DALG: The Data Aware Event Log Generator

Tags

Programming

Table of Contents


Motivation

When I was working on my master thesis, I was tasked with researching methods for mitigating data scarcity in process management research. During my research I developed an approach that could generate fairly realistic synthetic process data, specifically event logs, with a focus on a semantically correct data perspective. To evaluate the approach, I wanted to implement it in a software. Most implementations that are the result of student theses usually never reach beyond the state of a research prototype. I, however, did not want my implementation to suffer the same fate, so I decided to implement not just a research prototype but a fully fledged standalone software solution for generating synthetic process data.

The Software

DALG: The Data Aware Event Log Generator is a standalone software for generating synthetic event logs with a focus on realistic data perspectives. DALG is open source and available for Windows and Linux at github.com/DavidJilg/DALG. I will only briefly describe the software in this article since, together with some of my researcher colleagues, I have already published several publications concerning the approach and the software. All publications associated with DALG can be found in the following section (click here to view that section).
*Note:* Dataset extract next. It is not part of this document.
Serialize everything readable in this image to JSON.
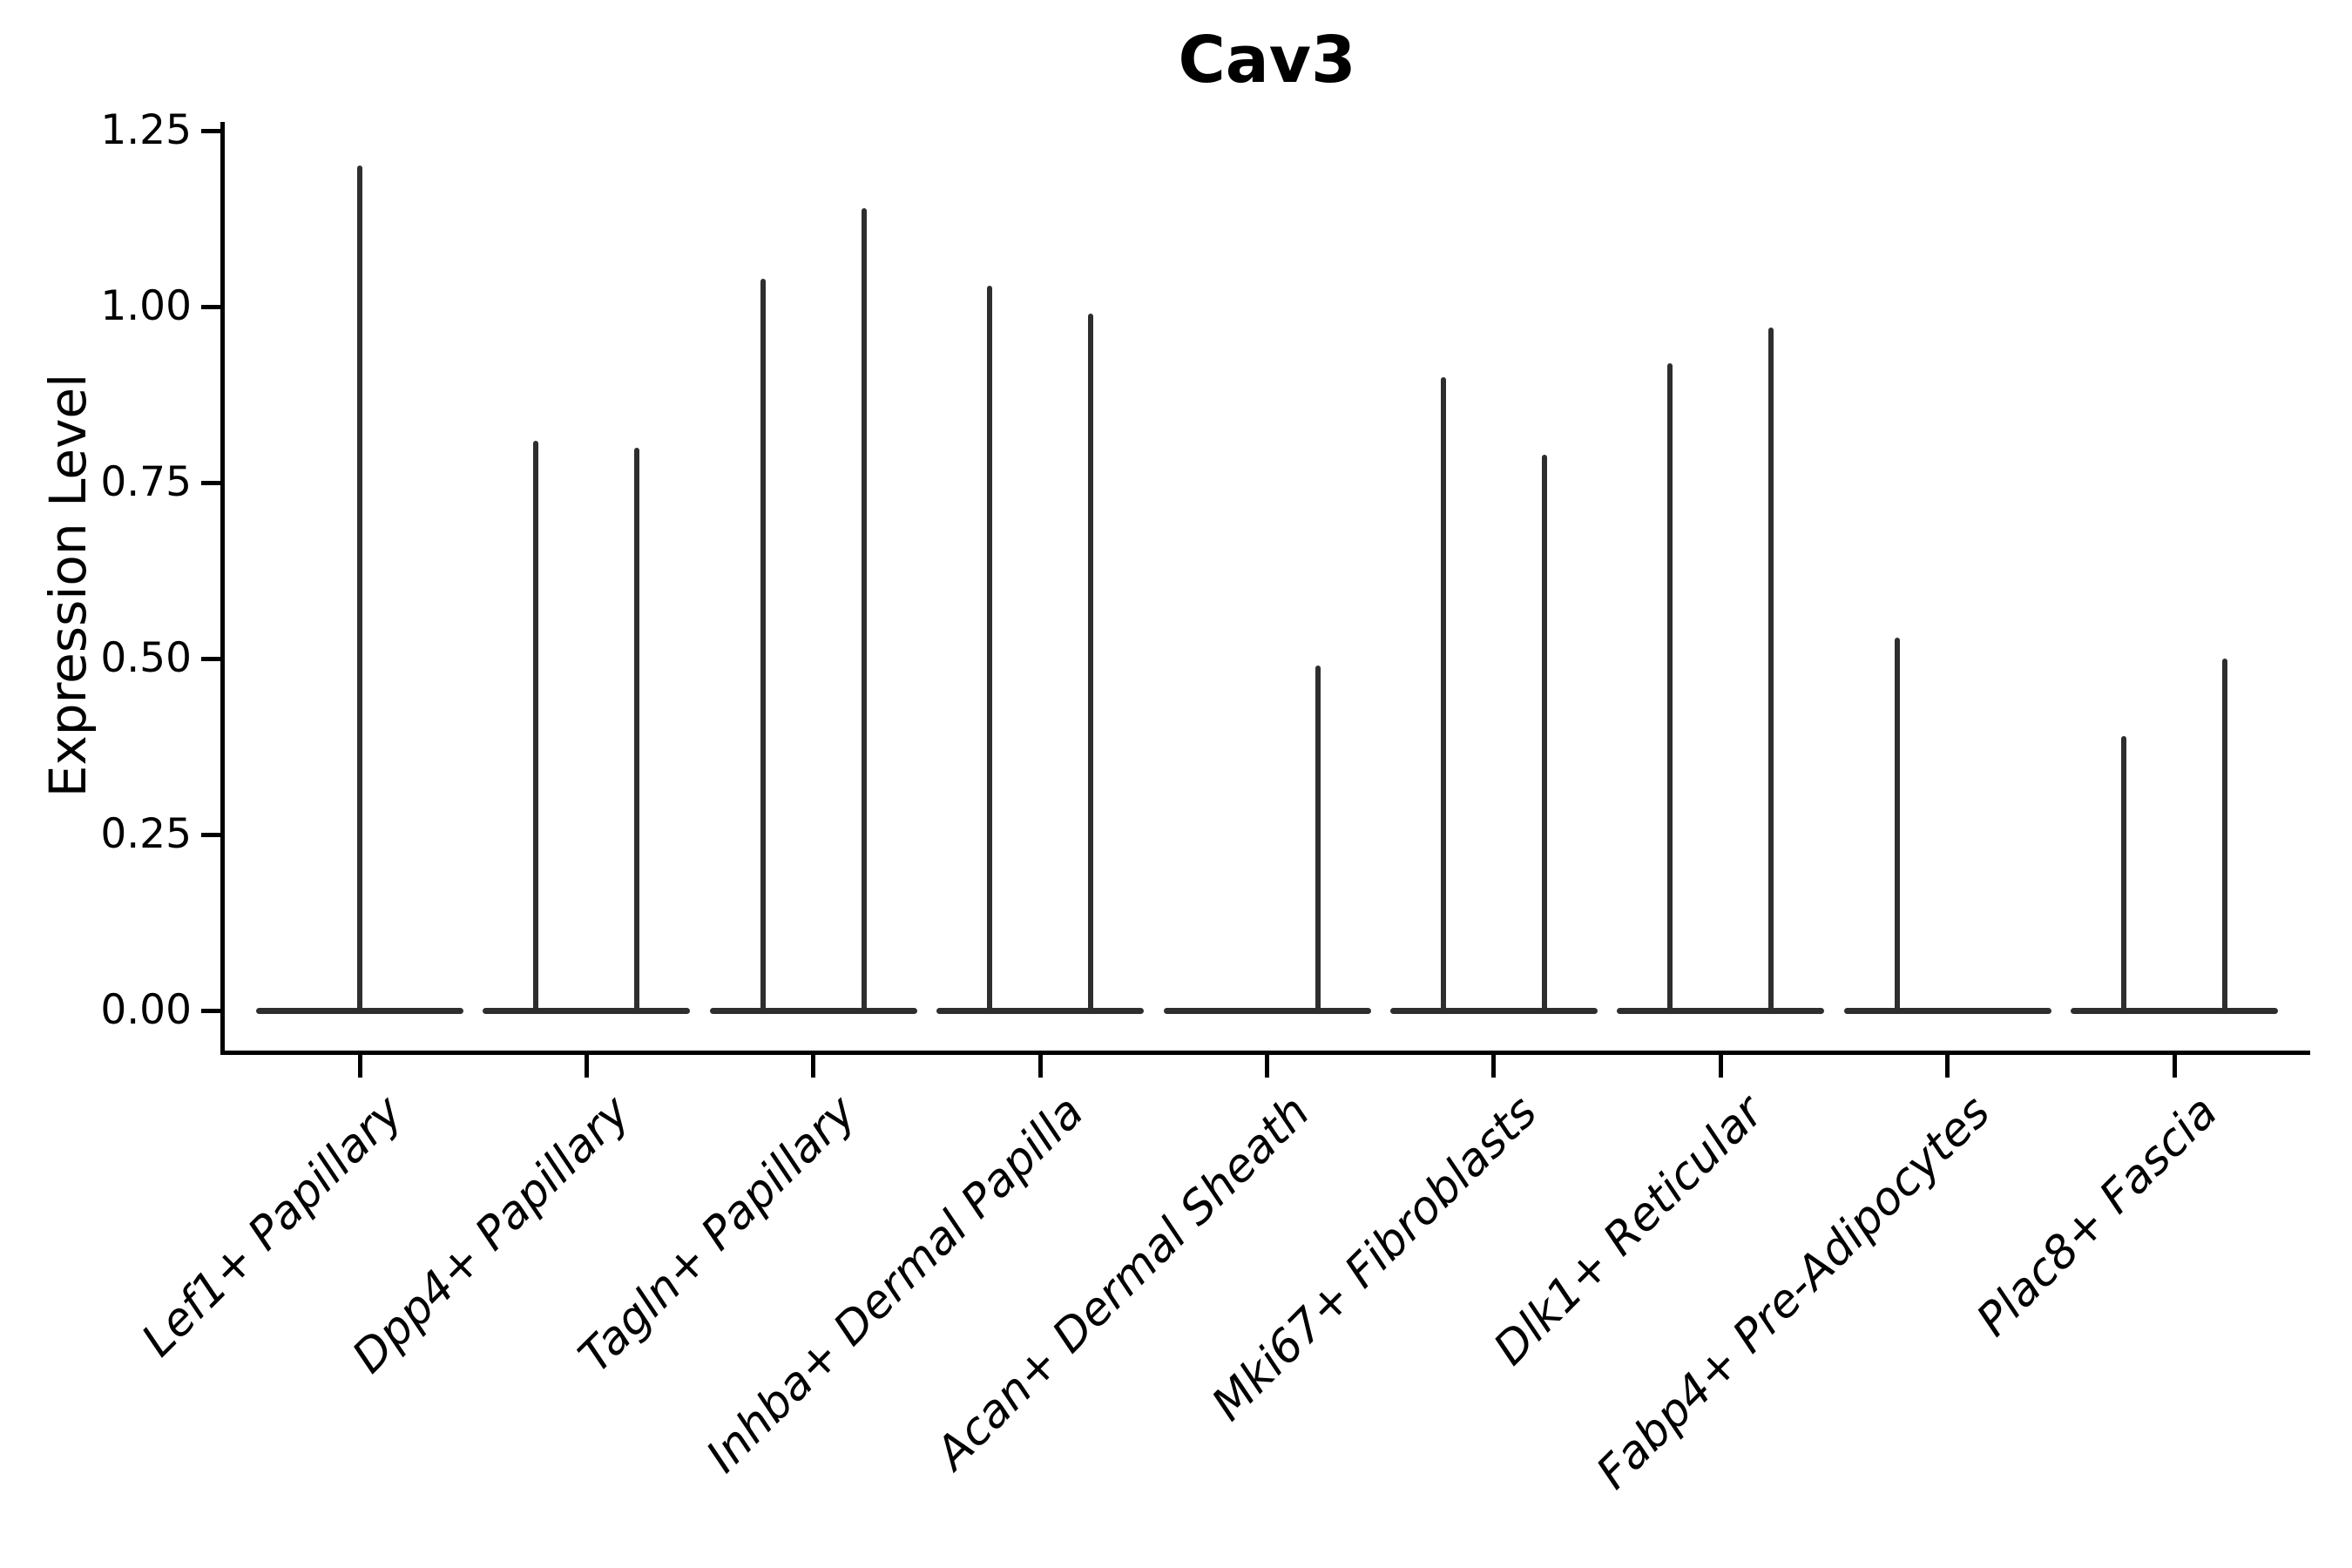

Process data typically consists of a series of events that occurred as part of a process. Additionally, it can contain data that is generated by an event or that can affect the occurrence of events. This part of a process dataset is usually called the data perspective, while the series of events is called the control flow perspective. There are many tools that allow to generate synthetic process data. However, most tools only allow for the generation of synthetic control flow perspectives and the tools that allow to generate a data perspective cannot generate realistic or even semantically correct data.
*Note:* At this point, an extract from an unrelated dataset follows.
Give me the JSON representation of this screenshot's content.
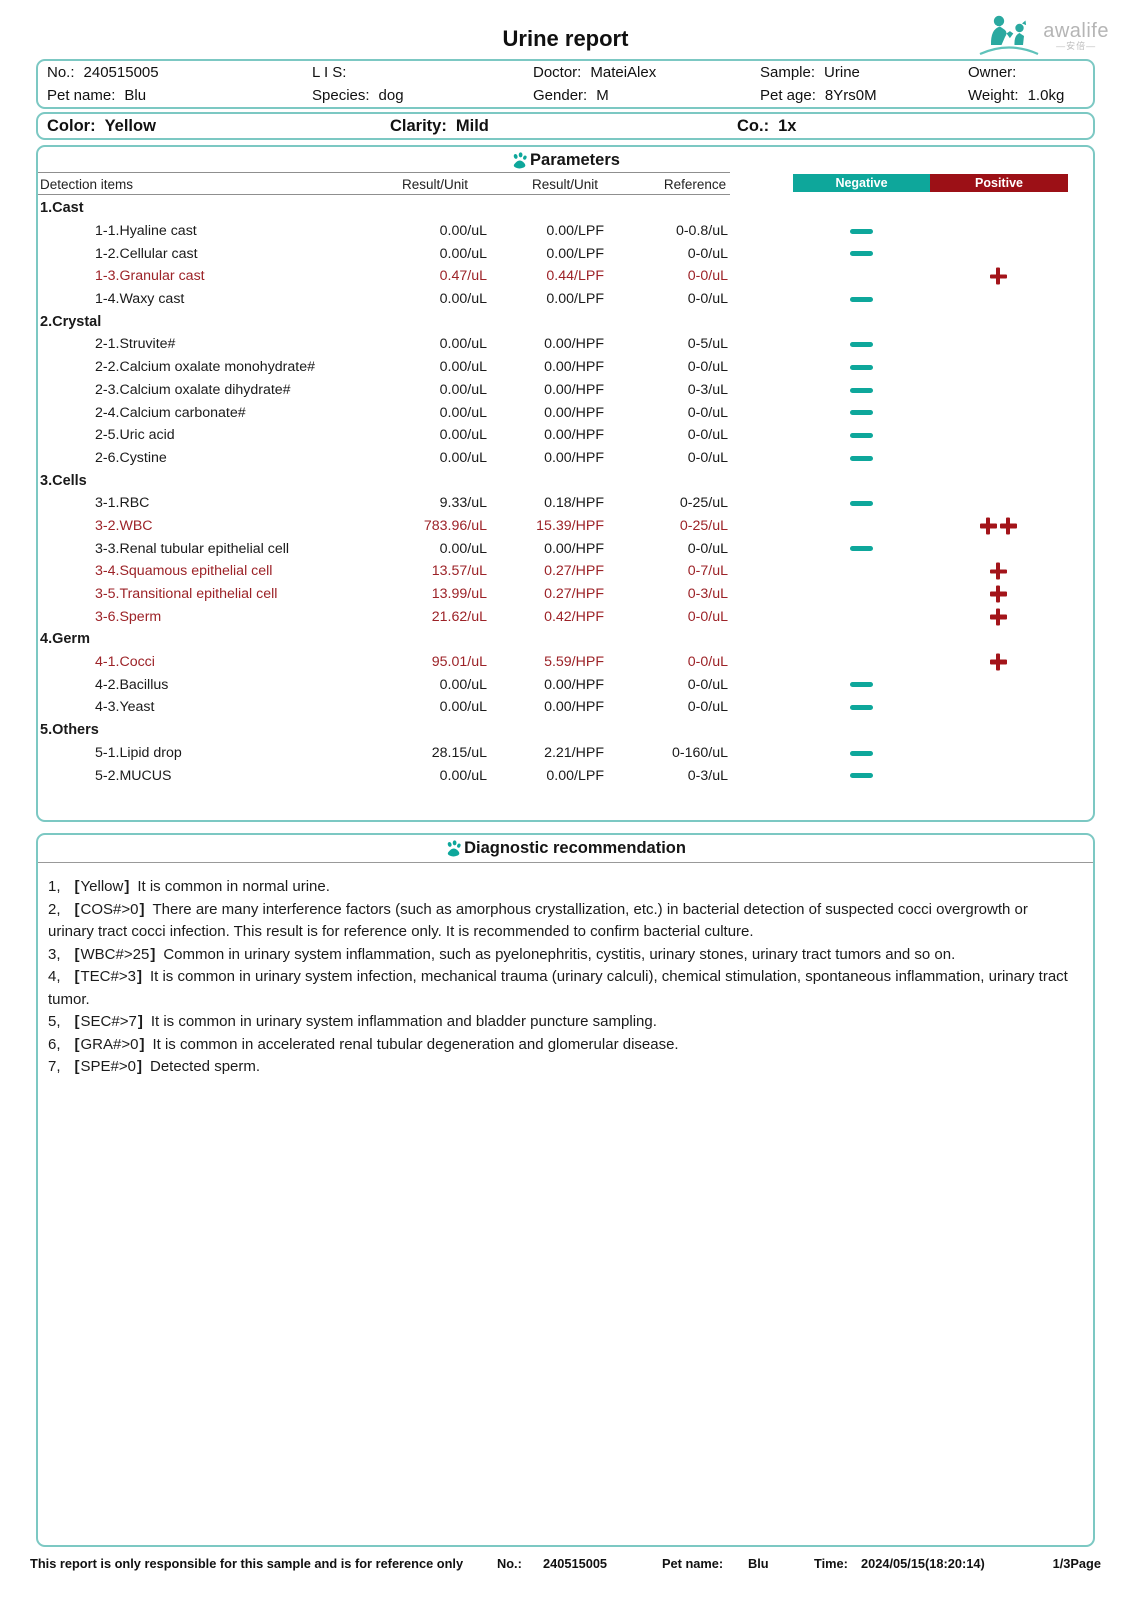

DALG innovates in this field by allowing users to generate synthetic process data with a fairly realistic data perspective. It achieves this by allowing the user to specify a large quantity of different semantic information about the process so that the tool knows what kind of data an event should generate.

Publications

The following three publications are associated with DALG.

Master Thesis

Both DALG and its approach have their origin in my master thesis, which you can find on ResearchGate.
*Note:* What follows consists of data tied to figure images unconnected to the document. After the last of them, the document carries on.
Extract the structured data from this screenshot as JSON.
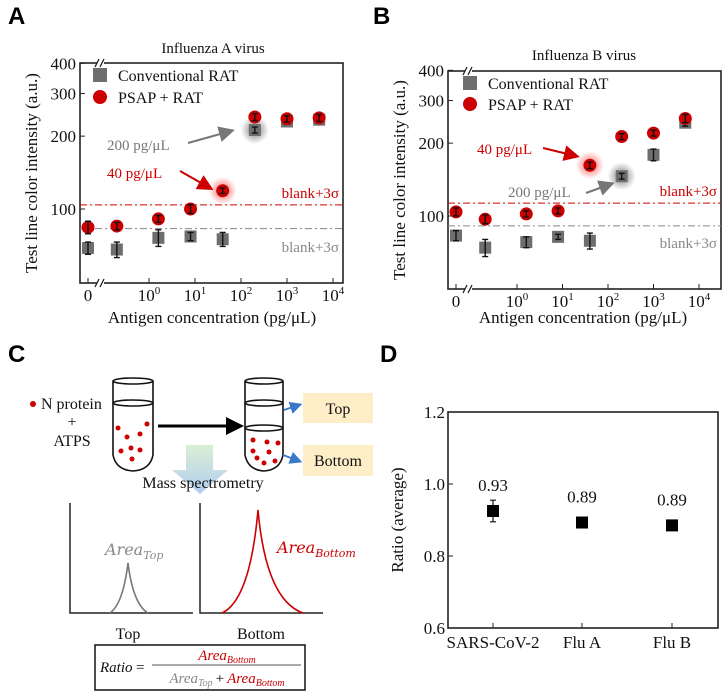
{
  "panel_labels": [
    "A",
    "B",
    "C",
    "D"
  ],
  "chart_data": [
    {
      "type": "scatter",
      "title": "Influenza A virus",
      "xlabel": "Antigen concentration (pg/μL)",
      "ylabel": "Test line color intensity (a.u.)",
      "x_scale": "log (with broken axis at 0)",
      "y_scale": "log",
      "ylim": [
        50,
        400
      ],
      "yticks": [
        100,
        200,
        300,
        400
      ],
      "xticks": [
        "0",
        "10^0",
        "10^1",
        "10^2",
        "10^3",
        "10^4"
      ],
      "x": [
        0,
        0.2,
        1.6,
        8,
        40,
        200,
        1000,
        5000
      ],
      "legend_placement": "top-left",
      "series": [
        {
          "name": "Conventional RAT",
          "marker": "square",
          "color": "#6e6e6e",
          "values": [
            69,
            68,
            76,
            77,
            75,
            212,
            230,
            234
          ],
          "errors": [
            4,
            5,
            6,
            3,
            5,
            6,
            6,
            6
          ]
        },
        {
          "name": "PSAP + RAT",
          "marker": "circle",
          "color": "#cc0000",
          "values": [
            84,
            85,
            91,
            100,
            119,
            240,
            236,
            238
          ],
          "errors": [
            5,
            3,
            3,
            4,
            3,
            8,
            7,
            8
          ]
        }
      ],
      "thresholds": [
        {
          "label": "blank+3σ",
          "value": 104,
          "color": "#cc0000"
        },
        {
          "label": "blank+3σ",
          "value": 83,
          "color": "#888888"
        }
      ],
      "annotations": [
        {
          "text": "200 pg/μL",
          "x": 200,
          "series": "Conventional RAT",
          "color": "#777777"
        },
        {
          "text": "40 pg/μL",
          "x": 40,
          "series": "PSAP + RAT",
          "color": "#cc0000"
        }
      ]
    },
    {
      "type": "scatter",
      "title": "Influenza B virus",
      "xlabel": "Antigen concentration (pg/μL)",
      "ylabel": "Test line color intensity (a.u.)",
      "x_scale": "log (with broken axis at 0)",
      "y_scale": "log",
      "ylim": [
        50,
        400
      ],
      "yticks": [
        100,
        200,
        300,
        400
      ],
      "xticks": [
        "0",
        "10^0",
        "10^1",
        "10^2",
        "10^3",
        "10^4"
      ],
      "x": [
        0,
        0.2,
        1.6,
        8,
        40,
        200,
        1000,
        5000
      ],
      "legend_placement": "top-left",
      "series": [
        {
          "name": "Conventional RAT",
          "marker": "square",
          "color": "#6e6e6e",
          "values": [
            83,
            74,
            78,
            82,
            79,
            146,
            179,
            243
          ],
          "errors": [
            4,
            6,
            4,
            2,
            6,
            4,
            10,
            8
          ]
        },
        {
          "name": "PSAP + RAT",
          "marker": "circle",
          "color": "#cc0000",
          "values": [
            104,
            97,
            102,
            105,
            162,
            213,
            220,
            253
          ],
          "errors": [
            4,
            4,
            3,
            3,
            5,
            6,
            6,
            10
          ]
        }
      ],
      "thresholds": [
        {
          "label": "blank+3σ",
          "value": 113,
          "color": "#cc0000"
        },
        {
          "label": "blank+3σ",
          "value": 91,
          "color": "#888888"
        }
      ],
      "annotations": [
        {
          "text": "40 pg/μL",
          "x": 40,
          "series": "PSAP + RAT",
          "color": "#cc0000"
        },
        {
          "text": "200 pg/μL",
          "x": 200,
          "series": "Conventional RAT",
          "color": "#777777"
        }
      ]
    },
    {
      "type": "scatter",
      "title": "",
      "xlabel": "",
      "ylabel": "Ratio (average)",
      "ylim": [
        0.6,
        1.2
      ],
      "yticks": [
        "0.6",
        "0.8",
        "1.0",
        "1.2"
      ],
      "categories": [
        "SARS-CoV-2",
        "Flu A",
        "Flu B"
      ],
      "values": [
        0.925,
        0.893,
        0.885
      ],
      "errors": [
        0.03,
        0.008,
        0.01
      ],
      "data_labels": [
        "0.93",
        "0.89",
        "0.89"
      ],
      "marker": "square",
      "color": "#000000"
    }
  ],
  "panel_c": {
    "legend_dot": "N protein",
    "plus": "+",
    "atps": "ATPS",
    "top_box": "Top",
    "bottom_box": "Bottom",
    "process": "Mass spectrometry",
    "area_word": "Area",
    "top_sub": "Top",
    "bottom_sub": "Bottom",
    "chart_top_label": "Top",
    "chart_bottom_label": "Bottom",
    "ratio_word": "Ratio",
    "equals": "=",
    "plus_sign": "+",
    "colors": {
      "box_fill": "#fdeec8",
      "dot": "#cc0000",
      "arrow_blue": "#3a78c9",
      "top_peak": "#777777",
      "bottom_peak": "#cc0000"
    }
  }
}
Jilg, David. (2022). Generating Synthetic Procedural Multi-Perspective Electronic Healthcare Treatment Cases

SAMPLE Approach

The following paper describes the SAMPLE (semantic approach for multi-perspective event log generation) approach which DALG used to generate synthetic process data. It does not provide many of details about DALG itself.

Grüger, Joscha & Geyer, Tobias & Jilg, David. (2022). SAMPLE: A semantic approach for multi-perspective event log generation.

DALG

The following paper focuses specifically on DALG and highlights its best features and innovations:

Jilg, David & Grüger, Joscha & Geyer, Tobias. (2023). DALG: The Data Aware Event Log Generator.